A gift of music to Nepali children

Tune in and turn up support for education, say visiting classical musicians

The original dream of Gerwig & González was to bring a grand piano from Germany, and fly it around Nepal from one school performance to another using a military helicopter. That idea was not very practical, so they settled on an electronic keyboard to leave behind in Nepal after their visit.

For the classical musicians from Germany and their two children, the experience does not sound at all like a failure — they were already making new plans for inspiring the growth of music in Nepal before flying home after a busy 15 days with the Kathmandu Jazz Conservatory (KJC) last month.

Sitting on a couch during a rare break in their schedule, Efraín González describes visiting a school outside the Valley where one of the teachers sat at the keyboard and played the Nepal national anthem with one hand. That sparked the idea to train at least one teacher in every school in Nepal to be able to perform the anthem daily on a simple keyboard.

“Why not? Why shouldn’t we dream big?” González asks with the passion that obviously drove this latest musical mission to Nepal.

Photos: Efraín González

The pair, based in Germany, say they were impressed by the talent and potential of the Kathmandu Jazz Conservatory (KJC), but disappointed that the school does not have more resources for instruments and teachers.  There are only three grand pianos in Kathmandu, and a city this size could do with more.

“There are millions of dollars for playing football and for running elections, there are billionaires who have way too much, and yet we have to work so hard to get just a little money for music education,” said González.

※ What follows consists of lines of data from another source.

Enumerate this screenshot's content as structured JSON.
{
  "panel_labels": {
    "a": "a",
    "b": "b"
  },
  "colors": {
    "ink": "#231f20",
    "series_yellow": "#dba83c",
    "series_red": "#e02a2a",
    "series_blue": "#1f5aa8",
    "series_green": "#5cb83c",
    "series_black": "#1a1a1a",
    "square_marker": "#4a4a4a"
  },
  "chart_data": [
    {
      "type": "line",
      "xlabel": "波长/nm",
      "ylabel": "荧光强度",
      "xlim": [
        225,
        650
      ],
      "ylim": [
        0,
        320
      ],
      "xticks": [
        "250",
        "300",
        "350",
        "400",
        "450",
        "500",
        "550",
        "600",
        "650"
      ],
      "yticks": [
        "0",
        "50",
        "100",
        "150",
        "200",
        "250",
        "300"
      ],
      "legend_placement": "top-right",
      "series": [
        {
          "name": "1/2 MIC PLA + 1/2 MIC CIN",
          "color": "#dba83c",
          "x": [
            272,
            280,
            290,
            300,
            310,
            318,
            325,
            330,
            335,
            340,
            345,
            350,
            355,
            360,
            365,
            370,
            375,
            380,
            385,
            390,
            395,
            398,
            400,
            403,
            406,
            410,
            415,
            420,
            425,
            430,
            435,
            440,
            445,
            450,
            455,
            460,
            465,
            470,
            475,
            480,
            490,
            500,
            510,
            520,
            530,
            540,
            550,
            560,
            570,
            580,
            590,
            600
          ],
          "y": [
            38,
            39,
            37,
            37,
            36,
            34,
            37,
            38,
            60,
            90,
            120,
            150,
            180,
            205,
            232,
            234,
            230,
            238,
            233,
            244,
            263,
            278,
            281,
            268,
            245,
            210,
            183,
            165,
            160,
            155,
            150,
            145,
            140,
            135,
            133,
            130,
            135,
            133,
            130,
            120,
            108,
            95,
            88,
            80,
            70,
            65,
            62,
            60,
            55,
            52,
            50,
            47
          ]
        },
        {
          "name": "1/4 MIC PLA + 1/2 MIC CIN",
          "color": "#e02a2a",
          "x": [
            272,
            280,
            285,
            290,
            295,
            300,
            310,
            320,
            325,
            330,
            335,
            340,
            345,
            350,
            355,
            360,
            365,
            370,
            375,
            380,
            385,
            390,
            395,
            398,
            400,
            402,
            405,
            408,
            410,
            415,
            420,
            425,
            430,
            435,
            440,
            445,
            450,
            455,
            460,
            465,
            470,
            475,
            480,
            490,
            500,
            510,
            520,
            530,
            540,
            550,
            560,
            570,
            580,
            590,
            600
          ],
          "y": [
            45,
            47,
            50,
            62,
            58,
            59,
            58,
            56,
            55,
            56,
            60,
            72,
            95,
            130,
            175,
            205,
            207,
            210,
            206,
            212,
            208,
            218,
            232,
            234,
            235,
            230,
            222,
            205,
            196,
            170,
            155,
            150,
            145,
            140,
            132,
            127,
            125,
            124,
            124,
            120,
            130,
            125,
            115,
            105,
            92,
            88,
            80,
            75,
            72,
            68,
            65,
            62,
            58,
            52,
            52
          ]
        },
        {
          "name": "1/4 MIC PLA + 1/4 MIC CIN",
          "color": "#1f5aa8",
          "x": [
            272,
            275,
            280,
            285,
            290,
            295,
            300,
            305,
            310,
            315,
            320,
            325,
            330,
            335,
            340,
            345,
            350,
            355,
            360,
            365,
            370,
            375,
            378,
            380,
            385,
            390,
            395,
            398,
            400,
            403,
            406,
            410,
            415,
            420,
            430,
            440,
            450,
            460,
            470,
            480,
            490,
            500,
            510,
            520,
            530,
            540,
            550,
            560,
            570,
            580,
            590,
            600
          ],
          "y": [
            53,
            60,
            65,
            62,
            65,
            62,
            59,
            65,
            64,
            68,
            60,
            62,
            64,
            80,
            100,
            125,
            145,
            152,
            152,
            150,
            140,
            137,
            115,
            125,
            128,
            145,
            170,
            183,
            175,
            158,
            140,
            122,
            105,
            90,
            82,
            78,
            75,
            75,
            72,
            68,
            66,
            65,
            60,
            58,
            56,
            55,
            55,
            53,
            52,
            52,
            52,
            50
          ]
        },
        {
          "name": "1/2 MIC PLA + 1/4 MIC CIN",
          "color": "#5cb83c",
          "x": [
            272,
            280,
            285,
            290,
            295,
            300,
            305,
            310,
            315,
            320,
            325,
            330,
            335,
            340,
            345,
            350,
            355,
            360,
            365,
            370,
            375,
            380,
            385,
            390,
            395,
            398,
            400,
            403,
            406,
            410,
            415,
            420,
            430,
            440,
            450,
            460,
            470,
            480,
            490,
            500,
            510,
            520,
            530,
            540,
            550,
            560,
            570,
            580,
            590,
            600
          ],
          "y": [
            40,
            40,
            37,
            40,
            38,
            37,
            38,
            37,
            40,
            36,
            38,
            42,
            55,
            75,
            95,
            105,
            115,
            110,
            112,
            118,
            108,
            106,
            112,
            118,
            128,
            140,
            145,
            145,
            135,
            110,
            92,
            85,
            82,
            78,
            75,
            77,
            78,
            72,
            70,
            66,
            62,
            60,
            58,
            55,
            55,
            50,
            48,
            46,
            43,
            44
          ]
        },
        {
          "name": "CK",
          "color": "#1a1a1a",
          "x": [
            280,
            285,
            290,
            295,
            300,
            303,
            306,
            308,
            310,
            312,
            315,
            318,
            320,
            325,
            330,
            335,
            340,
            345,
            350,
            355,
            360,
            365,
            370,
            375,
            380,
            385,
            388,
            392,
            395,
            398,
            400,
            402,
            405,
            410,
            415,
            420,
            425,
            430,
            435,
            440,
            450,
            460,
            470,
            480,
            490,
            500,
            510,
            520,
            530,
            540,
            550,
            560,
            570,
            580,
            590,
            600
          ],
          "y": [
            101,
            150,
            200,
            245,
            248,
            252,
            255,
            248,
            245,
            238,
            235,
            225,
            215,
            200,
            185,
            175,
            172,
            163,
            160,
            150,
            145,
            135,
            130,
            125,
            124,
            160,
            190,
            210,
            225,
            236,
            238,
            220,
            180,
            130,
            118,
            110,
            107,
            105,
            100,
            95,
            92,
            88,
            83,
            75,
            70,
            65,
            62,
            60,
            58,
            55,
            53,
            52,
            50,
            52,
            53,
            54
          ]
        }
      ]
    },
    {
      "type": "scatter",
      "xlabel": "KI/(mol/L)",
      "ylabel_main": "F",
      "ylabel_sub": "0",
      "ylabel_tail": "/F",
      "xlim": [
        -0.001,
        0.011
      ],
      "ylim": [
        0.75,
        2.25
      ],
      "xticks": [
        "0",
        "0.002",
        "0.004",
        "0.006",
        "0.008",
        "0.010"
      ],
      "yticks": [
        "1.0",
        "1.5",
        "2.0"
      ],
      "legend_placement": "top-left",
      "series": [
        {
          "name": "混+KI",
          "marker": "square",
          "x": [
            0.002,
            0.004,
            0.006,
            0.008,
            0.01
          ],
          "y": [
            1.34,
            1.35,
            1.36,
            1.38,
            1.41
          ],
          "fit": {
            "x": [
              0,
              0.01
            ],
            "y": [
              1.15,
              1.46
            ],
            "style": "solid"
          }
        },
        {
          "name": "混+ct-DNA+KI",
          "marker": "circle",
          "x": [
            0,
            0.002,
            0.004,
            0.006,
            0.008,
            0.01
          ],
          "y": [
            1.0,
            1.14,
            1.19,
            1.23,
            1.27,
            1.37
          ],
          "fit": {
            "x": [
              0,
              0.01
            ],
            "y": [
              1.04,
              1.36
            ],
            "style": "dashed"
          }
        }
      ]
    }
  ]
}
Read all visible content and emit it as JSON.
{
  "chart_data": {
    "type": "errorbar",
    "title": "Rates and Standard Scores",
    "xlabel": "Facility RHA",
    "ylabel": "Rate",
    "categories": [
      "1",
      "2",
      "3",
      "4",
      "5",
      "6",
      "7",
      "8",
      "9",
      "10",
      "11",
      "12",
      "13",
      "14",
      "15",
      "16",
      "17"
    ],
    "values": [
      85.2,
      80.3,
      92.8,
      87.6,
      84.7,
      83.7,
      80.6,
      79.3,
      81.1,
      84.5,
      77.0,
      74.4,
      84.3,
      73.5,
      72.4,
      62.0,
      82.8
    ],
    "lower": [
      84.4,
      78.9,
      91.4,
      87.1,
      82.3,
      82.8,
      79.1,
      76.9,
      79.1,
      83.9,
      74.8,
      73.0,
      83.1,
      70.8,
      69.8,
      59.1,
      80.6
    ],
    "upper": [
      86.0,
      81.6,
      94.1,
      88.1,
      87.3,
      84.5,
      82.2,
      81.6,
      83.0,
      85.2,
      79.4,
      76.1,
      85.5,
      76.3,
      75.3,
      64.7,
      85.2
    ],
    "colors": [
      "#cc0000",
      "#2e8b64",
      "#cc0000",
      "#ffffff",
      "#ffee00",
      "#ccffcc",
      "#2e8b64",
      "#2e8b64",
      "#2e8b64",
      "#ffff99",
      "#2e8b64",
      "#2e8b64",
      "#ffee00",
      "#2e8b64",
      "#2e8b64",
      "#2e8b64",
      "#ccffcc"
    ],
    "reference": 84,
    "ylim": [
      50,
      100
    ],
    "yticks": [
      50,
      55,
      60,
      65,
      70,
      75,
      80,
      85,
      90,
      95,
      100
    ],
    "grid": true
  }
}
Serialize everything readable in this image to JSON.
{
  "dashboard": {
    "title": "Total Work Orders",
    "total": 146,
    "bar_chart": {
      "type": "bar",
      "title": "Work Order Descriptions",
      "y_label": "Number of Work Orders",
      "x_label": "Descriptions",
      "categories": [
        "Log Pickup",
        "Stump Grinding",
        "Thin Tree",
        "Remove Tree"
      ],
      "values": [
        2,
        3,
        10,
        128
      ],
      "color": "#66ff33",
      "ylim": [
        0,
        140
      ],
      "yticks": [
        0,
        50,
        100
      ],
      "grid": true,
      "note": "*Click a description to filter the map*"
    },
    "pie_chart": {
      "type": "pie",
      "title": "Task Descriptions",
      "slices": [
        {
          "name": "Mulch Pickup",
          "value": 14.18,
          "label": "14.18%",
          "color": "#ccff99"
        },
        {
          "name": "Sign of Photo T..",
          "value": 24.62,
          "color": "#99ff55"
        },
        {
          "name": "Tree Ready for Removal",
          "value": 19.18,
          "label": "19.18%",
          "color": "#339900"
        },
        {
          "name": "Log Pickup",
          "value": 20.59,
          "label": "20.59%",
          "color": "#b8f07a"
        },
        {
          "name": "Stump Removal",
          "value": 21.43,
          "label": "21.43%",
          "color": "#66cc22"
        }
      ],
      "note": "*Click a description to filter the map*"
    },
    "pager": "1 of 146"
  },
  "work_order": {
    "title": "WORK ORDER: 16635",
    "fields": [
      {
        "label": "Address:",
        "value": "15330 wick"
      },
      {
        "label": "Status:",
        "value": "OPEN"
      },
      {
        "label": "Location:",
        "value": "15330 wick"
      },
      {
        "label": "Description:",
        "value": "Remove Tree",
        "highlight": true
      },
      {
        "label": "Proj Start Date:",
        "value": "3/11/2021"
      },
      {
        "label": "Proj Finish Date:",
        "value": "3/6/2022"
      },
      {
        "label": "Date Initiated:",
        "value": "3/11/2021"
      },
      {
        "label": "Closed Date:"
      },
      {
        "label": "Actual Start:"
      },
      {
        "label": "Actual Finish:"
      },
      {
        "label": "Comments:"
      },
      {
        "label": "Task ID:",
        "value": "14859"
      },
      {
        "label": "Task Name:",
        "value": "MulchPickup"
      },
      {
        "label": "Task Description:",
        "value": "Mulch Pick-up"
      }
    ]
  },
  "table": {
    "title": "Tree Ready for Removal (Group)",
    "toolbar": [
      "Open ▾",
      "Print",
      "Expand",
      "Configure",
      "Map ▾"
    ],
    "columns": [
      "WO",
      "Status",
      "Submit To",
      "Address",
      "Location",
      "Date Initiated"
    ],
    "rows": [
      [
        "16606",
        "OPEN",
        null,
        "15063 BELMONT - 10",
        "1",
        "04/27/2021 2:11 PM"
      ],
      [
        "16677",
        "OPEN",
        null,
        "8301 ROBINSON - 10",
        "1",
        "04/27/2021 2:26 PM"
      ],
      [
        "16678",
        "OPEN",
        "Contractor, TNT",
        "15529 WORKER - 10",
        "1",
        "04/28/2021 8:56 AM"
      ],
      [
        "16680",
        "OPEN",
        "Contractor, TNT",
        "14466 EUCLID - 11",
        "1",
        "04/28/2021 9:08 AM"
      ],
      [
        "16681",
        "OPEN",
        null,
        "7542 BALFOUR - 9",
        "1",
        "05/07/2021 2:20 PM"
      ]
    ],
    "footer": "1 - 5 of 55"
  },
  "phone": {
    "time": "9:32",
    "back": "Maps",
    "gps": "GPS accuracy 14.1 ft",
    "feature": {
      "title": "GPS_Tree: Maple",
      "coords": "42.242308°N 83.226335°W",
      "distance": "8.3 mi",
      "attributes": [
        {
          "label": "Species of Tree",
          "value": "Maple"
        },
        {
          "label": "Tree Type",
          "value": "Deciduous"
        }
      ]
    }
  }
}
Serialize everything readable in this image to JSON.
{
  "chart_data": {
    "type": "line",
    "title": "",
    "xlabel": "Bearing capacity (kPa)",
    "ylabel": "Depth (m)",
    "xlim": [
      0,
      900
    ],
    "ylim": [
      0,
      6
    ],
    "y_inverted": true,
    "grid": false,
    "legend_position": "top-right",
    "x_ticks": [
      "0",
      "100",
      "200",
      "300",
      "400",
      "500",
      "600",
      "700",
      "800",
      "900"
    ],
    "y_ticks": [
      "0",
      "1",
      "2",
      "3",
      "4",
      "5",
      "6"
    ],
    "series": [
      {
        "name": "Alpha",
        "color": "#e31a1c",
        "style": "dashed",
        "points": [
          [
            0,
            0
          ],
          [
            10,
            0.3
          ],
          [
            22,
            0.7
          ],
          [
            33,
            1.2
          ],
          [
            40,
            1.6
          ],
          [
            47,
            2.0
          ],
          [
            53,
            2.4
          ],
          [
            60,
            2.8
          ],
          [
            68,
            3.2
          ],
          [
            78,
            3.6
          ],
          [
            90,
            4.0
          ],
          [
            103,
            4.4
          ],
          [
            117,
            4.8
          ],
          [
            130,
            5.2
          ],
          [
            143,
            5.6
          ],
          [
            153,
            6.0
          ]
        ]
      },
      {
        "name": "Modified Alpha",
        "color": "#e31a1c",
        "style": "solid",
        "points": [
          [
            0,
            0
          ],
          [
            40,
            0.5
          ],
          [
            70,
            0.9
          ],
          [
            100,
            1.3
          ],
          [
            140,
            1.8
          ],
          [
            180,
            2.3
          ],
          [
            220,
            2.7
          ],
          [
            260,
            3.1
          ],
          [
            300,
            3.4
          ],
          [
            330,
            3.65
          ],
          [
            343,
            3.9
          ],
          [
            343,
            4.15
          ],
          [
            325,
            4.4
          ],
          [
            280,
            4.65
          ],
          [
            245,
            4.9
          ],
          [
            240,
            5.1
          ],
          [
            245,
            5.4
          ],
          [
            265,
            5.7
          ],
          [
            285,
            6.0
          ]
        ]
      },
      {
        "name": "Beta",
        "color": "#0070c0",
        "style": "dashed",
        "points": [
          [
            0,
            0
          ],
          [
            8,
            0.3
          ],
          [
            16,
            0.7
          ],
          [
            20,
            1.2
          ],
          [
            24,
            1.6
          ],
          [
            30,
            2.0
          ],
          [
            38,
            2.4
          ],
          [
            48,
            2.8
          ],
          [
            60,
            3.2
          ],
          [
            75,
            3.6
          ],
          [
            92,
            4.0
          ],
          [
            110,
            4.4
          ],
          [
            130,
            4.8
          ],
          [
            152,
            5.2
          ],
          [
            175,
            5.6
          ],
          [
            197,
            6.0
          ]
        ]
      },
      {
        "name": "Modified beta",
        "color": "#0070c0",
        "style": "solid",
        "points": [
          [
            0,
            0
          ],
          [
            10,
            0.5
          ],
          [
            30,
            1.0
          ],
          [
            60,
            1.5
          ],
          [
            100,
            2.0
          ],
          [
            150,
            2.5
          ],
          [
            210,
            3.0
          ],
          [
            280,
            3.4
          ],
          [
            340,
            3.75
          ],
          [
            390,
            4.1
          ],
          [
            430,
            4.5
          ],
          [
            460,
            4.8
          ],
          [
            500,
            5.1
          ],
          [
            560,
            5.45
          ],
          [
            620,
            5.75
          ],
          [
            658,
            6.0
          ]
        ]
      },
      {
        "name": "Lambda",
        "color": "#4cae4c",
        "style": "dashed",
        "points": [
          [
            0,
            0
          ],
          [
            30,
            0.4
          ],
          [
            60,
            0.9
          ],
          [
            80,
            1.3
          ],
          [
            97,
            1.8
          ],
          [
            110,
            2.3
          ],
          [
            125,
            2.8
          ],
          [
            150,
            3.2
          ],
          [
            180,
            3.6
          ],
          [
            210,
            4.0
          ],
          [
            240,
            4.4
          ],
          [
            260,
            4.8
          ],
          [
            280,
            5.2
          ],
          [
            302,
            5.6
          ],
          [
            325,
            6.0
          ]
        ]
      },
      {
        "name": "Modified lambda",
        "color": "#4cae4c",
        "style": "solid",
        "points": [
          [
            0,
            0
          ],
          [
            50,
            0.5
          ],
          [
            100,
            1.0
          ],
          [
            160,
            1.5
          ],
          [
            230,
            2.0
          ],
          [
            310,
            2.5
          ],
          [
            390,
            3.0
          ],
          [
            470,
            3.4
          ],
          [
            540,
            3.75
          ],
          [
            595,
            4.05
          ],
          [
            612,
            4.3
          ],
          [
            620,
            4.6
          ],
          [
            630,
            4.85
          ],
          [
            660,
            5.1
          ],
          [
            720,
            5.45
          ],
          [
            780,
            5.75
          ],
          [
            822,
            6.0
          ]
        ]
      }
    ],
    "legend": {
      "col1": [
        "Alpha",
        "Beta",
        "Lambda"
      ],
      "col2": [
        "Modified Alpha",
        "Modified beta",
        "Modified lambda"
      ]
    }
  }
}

Christine Gerwig, from Germany, and Efraín González Ruano, Mexico, (right) have been making music together for 10 years. The duo perform in concert halls and festivals throughout the world, and also regularly conduct workshops for children in schools in Germany and Mexico.

The family worked hard raising money for the trip to Nepal, which Gonzalez had been dreaming about for years. Crowdfunding raised enough cash to cover costs for the parents and Alejandro, 11, a pianist, and daughter Valeria, 9, who plays both violin and piano. It also enabled them to donate the electronic piano. Donations came from friends and friends of friends worldwide, including a supporter in India who paid for two air tickets.

The concert that the family performed at KJC as part of the Katjazz International Festival this month was the first time the four shared the stage – including a piano duet for four hands by the parents -- although both children are experienced performers, and have been playing since age 3.

“We were very humbled to host the Gerwig & González at our annual Katjazz Festival,” says KJC’s  Abhisek Bhadra. “We are primarily a contemporary music school but we have actively started to promote western classical music education from this year. We hope to host more musicians and educators as they play a crucial role in realising competent and holistic music education in Nepal.”

Besides visiting two schools, Gerwig & González also held a master class and teaching workshops at KJC. Gerwig remembers one young musician in particular: “He wasn’t a KJC student but he was very good. He said he had taken lessons only for one year and after that he kept learning on his own, because his parents disapproved of him becoming a musician.”

Her message: “If someone finds their passion in music, if it’s really in their heart, then that is what they should do, even if it is difficult to make a living.”

The two say they would love to return to Nepal to continue working with KJC if support can be found. Meanwhile, they hope to continue working with young musicians here via video-link from Germany.